Tatiana Remy, a 16-year-old Grade 10 learner at Redhill High School in Sandton had never used public transport in her entire life.
Growing up in a well-off family in an affluent and a leafy northern Johannesburg suburb of Sandown, Remy had not given the idea of one day hopping onto a Metrobus or minibus taxi to and from school much thought, if at all.
But on Monday October 4 a whole new world opened for her. This was the day when the City of Johannesburg closed off a number of streets in Sandton to make way for the month-long EcoMobility World Festival, during which residents were expected to leave their cars at home and either walk or cycle to their destination or use public transport to ease traffic congestion and reduce greenhouse gas emissions.
“I took the Gaubus to school for the first time and had the most exciting experience of my life. It was a lot of fun and I enjoyed every minute of it. It was refreshing and all the fears and wrong perceptions I had had about public transport were gone.
“It was easy and fun. The EcoMobility World Festival has opened my eyes and gave me a taste of what I’ve been missing all my life. I would like to see more people, especially the youth, using public transport because EcoMobility is the way of the future,” she enthuses.

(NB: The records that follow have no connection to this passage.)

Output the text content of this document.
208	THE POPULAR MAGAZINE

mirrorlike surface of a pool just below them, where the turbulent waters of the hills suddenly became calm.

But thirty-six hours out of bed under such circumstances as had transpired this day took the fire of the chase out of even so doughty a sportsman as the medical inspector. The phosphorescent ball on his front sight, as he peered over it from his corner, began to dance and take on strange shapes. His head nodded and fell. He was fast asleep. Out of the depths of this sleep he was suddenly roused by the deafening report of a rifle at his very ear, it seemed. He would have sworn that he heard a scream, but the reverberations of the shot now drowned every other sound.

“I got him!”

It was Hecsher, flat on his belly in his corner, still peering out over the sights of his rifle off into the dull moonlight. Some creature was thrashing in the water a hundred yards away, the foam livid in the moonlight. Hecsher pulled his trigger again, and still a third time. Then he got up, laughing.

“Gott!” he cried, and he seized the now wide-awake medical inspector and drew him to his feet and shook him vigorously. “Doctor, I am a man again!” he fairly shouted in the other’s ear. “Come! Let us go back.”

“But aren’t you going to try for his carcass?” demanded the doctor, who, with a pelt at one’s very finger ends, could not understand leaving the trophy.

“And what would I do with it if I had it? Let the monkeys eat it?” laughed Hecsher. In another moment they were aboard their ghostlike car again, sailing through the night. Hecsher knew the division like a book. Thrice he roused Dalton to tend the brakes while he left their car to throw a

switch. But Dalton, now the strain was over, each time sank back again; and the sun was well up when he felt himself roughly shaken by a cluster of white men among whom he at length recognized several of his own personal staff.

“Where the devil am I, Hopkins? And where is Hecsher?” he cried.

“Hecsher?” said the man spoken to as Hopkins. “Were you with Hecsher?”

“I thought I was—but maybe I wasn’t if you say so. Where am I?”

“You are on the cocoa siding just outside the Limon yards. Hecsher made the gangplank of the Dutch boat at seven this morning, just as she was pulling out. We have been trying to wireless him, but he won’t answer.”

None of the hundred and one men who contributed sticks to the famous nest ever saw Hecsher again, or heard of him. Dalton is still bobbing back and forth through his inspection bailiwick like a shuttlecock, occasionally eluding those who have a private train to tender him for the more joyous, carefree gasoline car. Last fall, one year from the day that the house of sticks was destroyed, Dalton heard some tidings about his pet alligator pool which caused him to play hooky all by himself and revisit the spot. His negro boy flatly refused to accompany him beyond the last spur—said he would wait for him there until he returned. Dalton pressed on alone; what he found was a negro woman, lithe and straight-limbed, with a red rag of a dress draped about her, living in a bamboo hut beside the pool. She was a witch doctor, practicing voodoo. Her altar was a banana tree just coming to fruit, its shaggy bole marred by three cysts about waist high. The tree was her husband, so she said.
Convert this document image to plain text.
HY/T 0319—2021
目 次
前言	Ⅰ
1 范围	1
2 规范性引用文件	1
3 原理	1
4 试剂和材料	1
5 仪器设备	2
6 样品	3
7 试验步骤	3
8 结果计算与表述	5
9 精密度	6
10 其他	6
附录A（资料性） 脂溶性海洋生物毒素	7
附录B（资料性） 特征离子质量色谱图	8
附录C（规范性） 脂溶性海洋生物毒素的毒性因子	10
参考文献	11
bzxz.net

Remy is one of four schoolgirls from privileged backgrounds in the Johannesburg northern suburbs who want to spread the word, particularly among their peers, about the benefits of EcoMobility. The others are Reneiloe Motsisi of Sandhurst, also a Grade 10 learner at Redhill High School; Sara Steedley of Parkview; and Chiara Mzizi of Craighall, both Grade 10 pupils at Roedean School for Girls in Parktown.
Motsisi says she also used public transport for the first time at the start of the EcoMobility World Festival.
“It was a completely new experience for me as I’m used to being chauffeur-driven to school and when doing shopping,” she says.
After being presented with the opportunity to experience public transport, the four 16-year-olds now want to become Johannesburg’s EcoMobility ambassadors to help change perceptions, attitudes and mindsets about this mode of mobility. They plan to use various avenues, including social media, to raise EcoMobility awareness in the city.
They have, however, appealed to Johannesburg Executive Mayor Cllr Parks Tau to make public transport more accessible and provide the necessary infrastructure to promote EcoMobility. Remy points out that there are not many sidewalks for pedestrians in Sandton, for example.
Mzizi emphasises the importance of creating awareness among the youth.
“My schoolmates and I intend engaging our peers in individual and group discussions. In that way we hope to spread the word among the youth in all corners of the City. It’s very important that the youth, as South Africa’s future leaders, play a leading role in the use of public transport,” she says.
“We will also appeal to the City to create conditions for cyclists and pedestrians to use cycle and pedestrians lanes and pavements without the fear of being mugged.”
Steedley calls on the City to provide more information on EcoMobility.
“I’d like to see more youths using public transport but due to the lack of information they are not using it,” she adds.